Explain to them that there is a difference between respecting someone’s beliefs, and treating someone respectfully. They probably do not respect your beliefs, and you can understand that, but they certainly can treat you respectfully, just as you have been treating them respectfully, regardless of your differing views.
If you want to persuade anyone to change their treatment of you, appeal to the values that they already hold, rather than trying to get them to first adopt the values that you hold. Build a case that treating you respectfully is a reflection of the principles they hold in high esteem.
In the case of your friends, suggest that as atheists, they probably value skepticism. Skepticism involves refraining from jumping to conclusions or making assumptions without acceptable evidence. That includes not assuming that someone in a given category possesses all the characteristics of the stereotype of that category. Propose that they should practice good skepticism by looking for evidence in you before they assume things about you.
They can do this by asking you about your beliefs, your emotional reactions, and your social or political opinions. Assure them that you’ll answer their questions without a sermon. Point out that you don’t proselytize, and of course you will appreciate them not trying to do something similar to you.

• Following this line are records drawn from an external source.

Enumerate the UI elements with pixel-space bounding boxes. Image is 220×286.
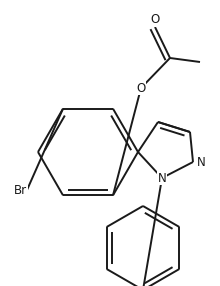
Text: Br: Br [14,184,27,196]
Text: O: O [150,13,160,26]
Text: N: N [197,156,206,168]
Text: O: O [136,82,146,94]
Text: N: N [158,172,166,184]
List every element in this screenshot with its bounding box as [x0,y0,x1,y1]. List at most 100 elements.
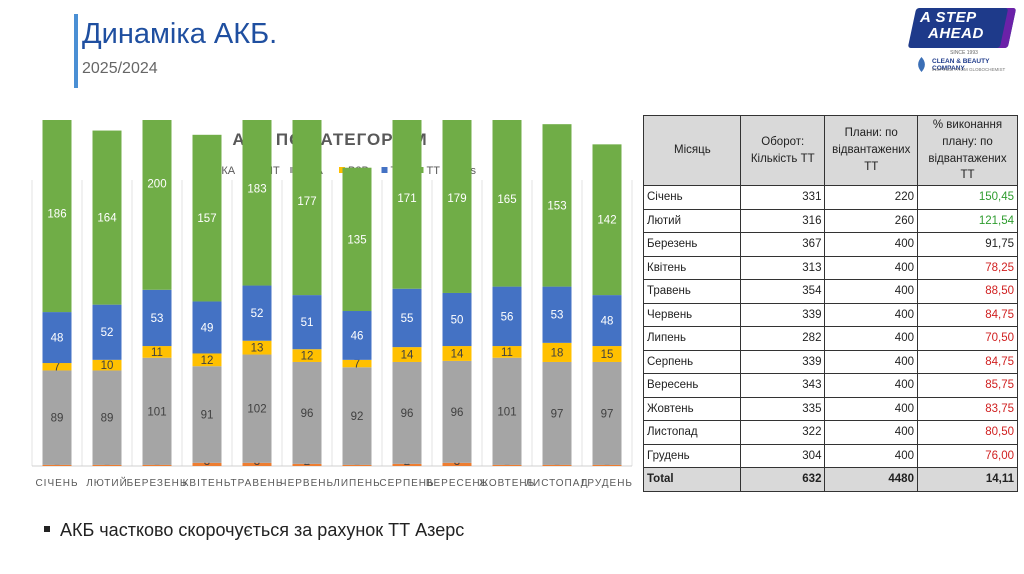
bar-segment [142,289,172,347]
bar-segment [542,464,572,466]
cell-pct: 83,75 [916,396,1019,421]
bar-segment [542,286,572,343]
bar-segment [242,340,272,355]
cell-pct: 150,45 [916,185,1019,210]
data-label: 14 [401,350,414,362]
data-label: 142 [597,215,616,227]
data-label: 51 [301,317,314,329]
x-tick-label: ЧЕРВЕНЬ [280,478,334,489]
x-tick-label: ЛЮТИЙ [86,476,128,489]
cell-turnover: 335 [740,396,826,421]
cell-plan: 400 [824,420,918,445]
x-tick-label: ВЕРЕСЕНЬ [426,478,488,489]
bullet-text: АКБ частково скорочується за рахунок ТТ … [60,520,465,540]
bar-segment [592,144,622,296]
cell-month: Вересень [642,373,742,398]
chart-bars: 0189748186018910521640110111532000391124… [42,120,622,468]
data-label: 7 [354,359,360,371]
cell-turnover: 313 [740,255,826,280]
bullet-note: АКБ частково скорочується за рахунок ТТ … [44,520,464,541]
bar-segment [392,347,422,362]
bar-segment [392,361,422,464]
cell-month: Квітень [642,255,742,280]
cell-plan: 220 [824,185,918,210]
bar-segment [492,286,522,347]
cell-month: Серпень [642,349,742,374]
cell-pct: 88,50 [916,279,1019,304]
table-row: Травень 354 400 88,50 [642,279,1019,304]
bar-segment [92,359,122,371]
data-label: 97 [551,408,564,420]
data-label: 177 [297,196,316,208]
bar-segment [192,353,222,367]
cell-plan: 260 [824,208,918,233]
cell-month: Березень [642,232,742,257]
logo-since: SINCE 1993 [950,50,978,56]
bar-segment [442,346,472,361]
bar-segment [592,464,622,466]
cell-pct: 76,00 [916,443,1019,468]
bar-segment [142,120,172,290]
cell-turnover: 322 [740,420,826,445]
bar-segment [592,346,622,362]
data-label: 101 [497,406,516,418]
data-label: 171 [397,193,416,205]
data-label: 96 [451,407,464,419]
cell-turnover: 339 [740,349,826,374]
bar-segment [242,462,272,466]
cell-turnover: 316 [740,208,826,233]
cell-pct: 78,25 [916,255,1019,280]
x-tick-label: КВІТЕНЬ [183,478,232,489]
bar-segment [342,464,372,466]
header-plan: Плани: по відвантажених ТТ [824,115,918,186]
bar-segment [92,304,122,360]
header-pct: % виконання плану: по відвантажених ТТ [916,115,1019,186]
bar-segment [42,120,72,313]
x-tick-label: БЕРЕЗЕНЬ [127,478,188,489]
table-row: Жовтень 335 400 83,75 [642,396,1019,421]
table-row: Серпень 339 400 84,75 [642,349,1019,374]
bar-segment [442,120,472,293]
data-label: 102 [247,404,266,416]
cell-month: Червень [642,302,742,327]
data-label: 56 [501,311,514,323]
cell-plan: 400 [824,326,918,351]
data-label: 97 [601,408,614,420]
data-label: 50 [451,315,464,327]
cell-turnover: 343 [740,373,826,398]
data-label: 164 [97,213,117,225]
bar-segment [442,360,472,463]
bar-segment [392,120,422,289]
total-turnover: 632 [740,467,826,492]
data-label: 15 [601,349,614,361]
title-accent-bar [74,14,78,88]
cell-plan: 400 [824,443,918,468]
bar-segment [442,462,472,466]
cell-pct: 91,75 [916,232,1019,257]
bar-segment [492,357,522,465]
cell-plan: 400 [824,373,918,398]
bar-segment [192,366,222,463]
data-label: 48 [601,316,614,328]
table-row: Грудень 304 400 76,00 [642,443,1019,468]
bar-segment [242,120,272,286]
bar-segment [492,346,522,358]
data-label: 165 [497,194,516,206]
slide-title: Динаміка АКБ. [82,18,278,50]
table-row: Листопад 322 400 80,50 [642,420,1019,445]
table-row: Вересень 343 400 85,75 [642,373,1019,398]
bar-segment [242,285,272,341]
bar-segment [42,363,72,371]
logo-tagline: INSPIRED FROM GLOBOCHEMIST [932,67,1006,72]
data-label: 200 [147,179,166,191]
cell-pct: 70,50 [916,326,1019,351]
data-label: 153 [547,200,566,212]
cell-plan: 400 [824,279,918,304]
logo-line1: A STEP [920,9,977,26]
table-row: Березень 367 400 91,75 [642,232,1019,257]
data-label: 186 [47,208,66,220]
data-label: 18 [551,347,564,359]
cell-turnover: 354 [740,279,826,304]
bar-segment [142,464,172,466]
bar-segment [42,370,72,465]
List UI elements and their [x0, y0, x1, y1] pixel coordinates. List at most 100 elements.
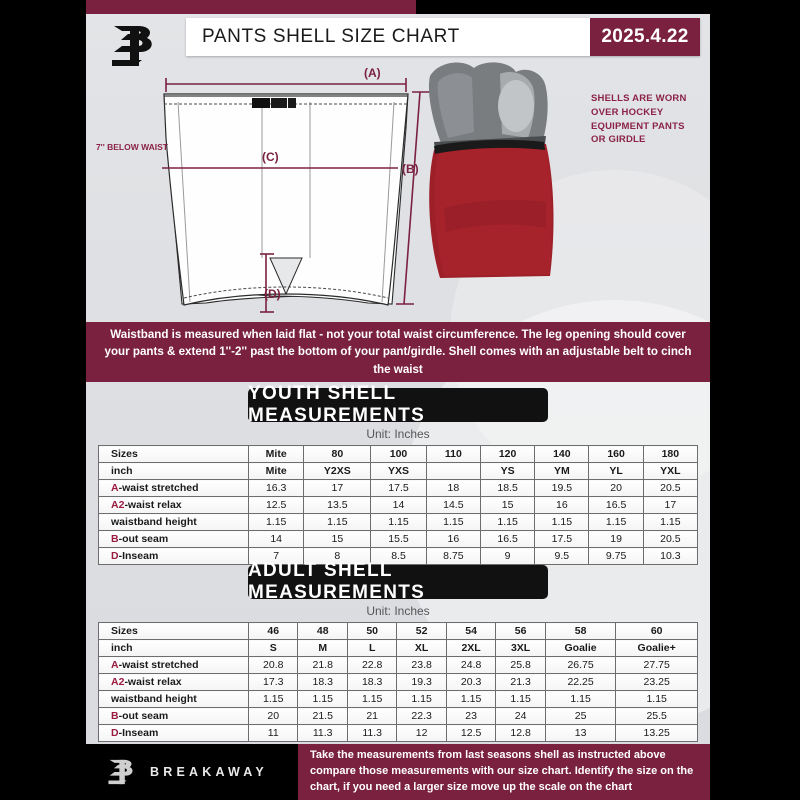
row-label: A2-waist relax [98, 496, 249, 514]
dimension-label-b: (B) [402, 162, 419, 176]
dimension-label-c: (C) [262, 150, 279, 164]
row-label-prefix: A [111, 482, 119, 494]
table-cell: 25 [544, 707, 617, 725]
table-cell: 1.15 [396, 690, 447, 708]
table-cell: 20.3 [445, 673, 497, 691]
table-cell: 140 [534, 445, 590, 463]
table-cell: 22.3 [396, 707, 447, 725]
below-waist-label: 7'' BELOW WAIST [95, 142, 168, 152]
table-cell: 17 [642, 496, 699, 514]
photo-annotation: SHELLS ARE WORN OVER HOCKEY EQUIPMENT PA… [591, 93, 687, 146]
table-cell: 1.15 [642, 513, 699, 531]
row-label: D-Inseam [98, 724, 249, 742]
table-cell: Goalie [544, 639, 617, 657]
right-black-edge [796, 0, 800, 800]
footer-note: Take the measurements from last seasons … [298, 744, 710, 800]
table-cell: 1.15 [479, 513, 536, 531]
table-cell: 9 [479, 547, 536, 565]
row-label-prefix: A [111, 659, 119, 671]
shell-technical-drawing [162, 78, 430, 313]
row-label-prefix: A2 [111, 499, 125, 511]
row-label: A2-waist relax [98, 673, 249, 691]
table-cell: 9.75 [588, 547, 644, 565]
table-cell: 17 [303, 479, 372, 497]
top-strip-maroon [86, 0, 416, 14]
table-cell: 16 [534, 496, 590, 514]
youth-section: YOUTH SHELL MEASUREMENTS Unit: Inches Si… [86, 383, 710, 565]
title-bar: PANTS SHELL SIZE CHART 2025.4.22 [186, 18, 700, 56]
table-cell: 12.8 [495, 724, 546, 742]
table-cell: 50 [346, 622, 398, 640]
table-cell: 1.15 [588, 513, 644, 531]
adult-unit-label: Unit: Inches [366, 604, 430, 618]
table-cell: L [346, 639, 398, 657]
top-color-strip [86, 0, 710, 14]
table-cell: 10.3 [642, 547, 699, 565]
table-cell: 17.3 [247, 673, 299, 691]
table-cell: 110 [425, 445, 481, 463]
table-cell: 11 [247, 724, 299, 742]
table-row: inch Mite Y2XS YXS YS YM YL YXL [98, 462, 699, 480]
row-label: Sizes [98, 445, 249, 463]
table-cell: 21.3 [495, 673, 546, 691]
table-cell: 1.15 [425, 513, 481, 531]
table-cell: 20 [588, 479, 644, 497]
row-label-prefix: D [111, 727, 119, 739]
breakaway-b-logo-icon [108, 759, 133, 785]
page-footer: BREAKAWAY Take the measurements from las… [86, 744, 710, 800]
table-row: D-Inseam 11 11.3 11.3 12 12.5 12.8 13 13.25 [98, 724, 698, 742]
table-cell: 1.15 [534, 513, 590, 531]
table-cell: 18.3 [346, 673, 398, 691]
table-cell: 18 [425, 479, 481, 497]
table-cell: 14.5 [425, 496, 481, 514]
table-cell: 22.8 [346, 656, 398, 674]
row-label: D-Inseam [98, 547, 249, 565]
table-cell: YM [534, 462, 590, 480]
table-row: waistband height 1.15 1.15 1.15 1.15 1.15 1.15… [98, 690, 698, 708]
table-cell: 11.3 [346, 724, 398, 742]
table-cell: 17.5 [534, 530, 590, 548]
table-cell: 15.5 [370, 530, 427, 548]
table-cell: 1.15 [303, 513, 372, 531]
table-cell: Mite [247, 462, 305, 480]
row-label: waistband height [98, 513, 249, 531]
table-cell: 17.5 [370, 479, 427, 497]
row-label: A-waist stretched [98, 479, 249, 497]
table-cell: 12.5 [247, 496, 305, 514]
dimension-label-a: (A) [364, 66, 381, 80]
table-cell: 52 [396, 622, 447, 640]
table-cell: 21 [346, 707, 398, 725]
table-cell: 11.3 [297, 724, 348, 742]
table-cell: 20 [247, 707, 299, 725]
adult-section: ADULT SHELL MEASUREMENTS Unit: Inches Si… [86, 560, 710, 742]
table-cell: 1.15 [346, 690, 398, 708]
row-label-prefix: B [111, 533, 119, 545]
table-cell: 15 [303, 530, 372, 548]
table-cell: 12 [396, 724, 447, 742]
table-cell: YXS [370, 462, 427, 480]
table-cell: Goalie+ [615, 639, 698, 657]
table-cell: 3XL [495, 639, 546, 657]
table-cell: 16.5 [479, 530, 536, 548]
table-cell: YS [479, 462, 536, 480]
table-row: A2-waist relax 17.3 18.3 18.3 19.3 20.3 21.3 22… [98, 673, 698, 691]
table-cell: 14 [247, 530, 305, 548]
table-cell: 48 [297, 622, 348, 640]
row-label: Sizes [98, 622, 249, 640]
table-cell: 19 [588, 530, 644, 548]
table-cell: XL [396, 639, 447, 657]
table-cell: 9.5 [534, 547, 590, 565]
table-row: Sizes Mite 80 100 110 120 140 160 180 [98, 445, 699, 463]
table-cell: 60 [615, 622, 698, 640]
table-cell: 1.15 [370, 513, 427, 531]
row-label: waistband height [98, 690, 249, 708]
table-row: B-out seam 20 21.5 21 22.3 23 24 25 25.5 [98, 707, 698, 725]
table-cell: 19.5 [534, 479, 590, 497]
table-cell: 1.15 [247, 690, 299, 708]
table-cell: 21.8 [297, 656, 348, 674]
table-row: waistband height 1.15 1.15 1.15 1.15 1.15 1.15… [98, 513, 699, 531]
adult-size-table: Sizes 46 48 50 52 54 56 58 60 inch S M L XL 2XL 3XL Goal… [98, 622, 698, 742]
table-row: B-out seam 14 15 15.5 16 16.5 17.5 19 20.5 [98, 530, 699, 548]
table-cell: 23.8 [396, 656, 447, 674]
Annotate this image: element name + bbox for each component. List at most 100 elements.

Model for them how a person can change their attitude through open-minded investigation. If you can come up with a real example, tell them how you were once told that all atheists possess some particular loathsome characteristic, but because you have been friends with them, you know that that is incorrect. Challenge your friends to do the same thing with you. Propose a mutual pact, an assumption-free zone where all of you will abstain from pre-judging each other and will openly and safely talk to each other.
Some of them might respond by saying that they were just kidding or teasing. That might be so, but properly done, teasing is supposed to bond friends closer together. If it starts to divide friends, then it’s not being done right, and it should stop. A stronger foundation of mutual understanding, trust, and affection is needed before kidding or teasing can be a positive dynamic in a friendship. That foundation is built by exchanging questions and answers in a frank yet respectful way.
Friendships become deeper when friends give each other permission to be honest and frank, but that does not imply permission to be cruel. It’s possible for friends to have discussions where they clearly disagree without indulging in belittling, personal put-downs, or mockery of stereotypes that don’t apply. It’s important to also honestly say “Ouch, that hurts” when a friend’s honesty is clumsy, tactless or unnecessarily harsh. It’s also important for friends to forgive each other when they realize their blunder.
I understand that it’s not easy to confront people whom you care about, even in the amicable way I’ve described. If you feel too apprehensive about the prospect, you could simply show them this post with your letter and my suggestions. The fact that you wrote to a site called Friendly Atheist will probably blow away several of their assumptions about you, and it could start a more relaxed and productive conversation between you and them.
Jonathan, you sound like an interesting and caring friend, someone who would be a plus in any person’s life. I hope that things work out for you and your friends.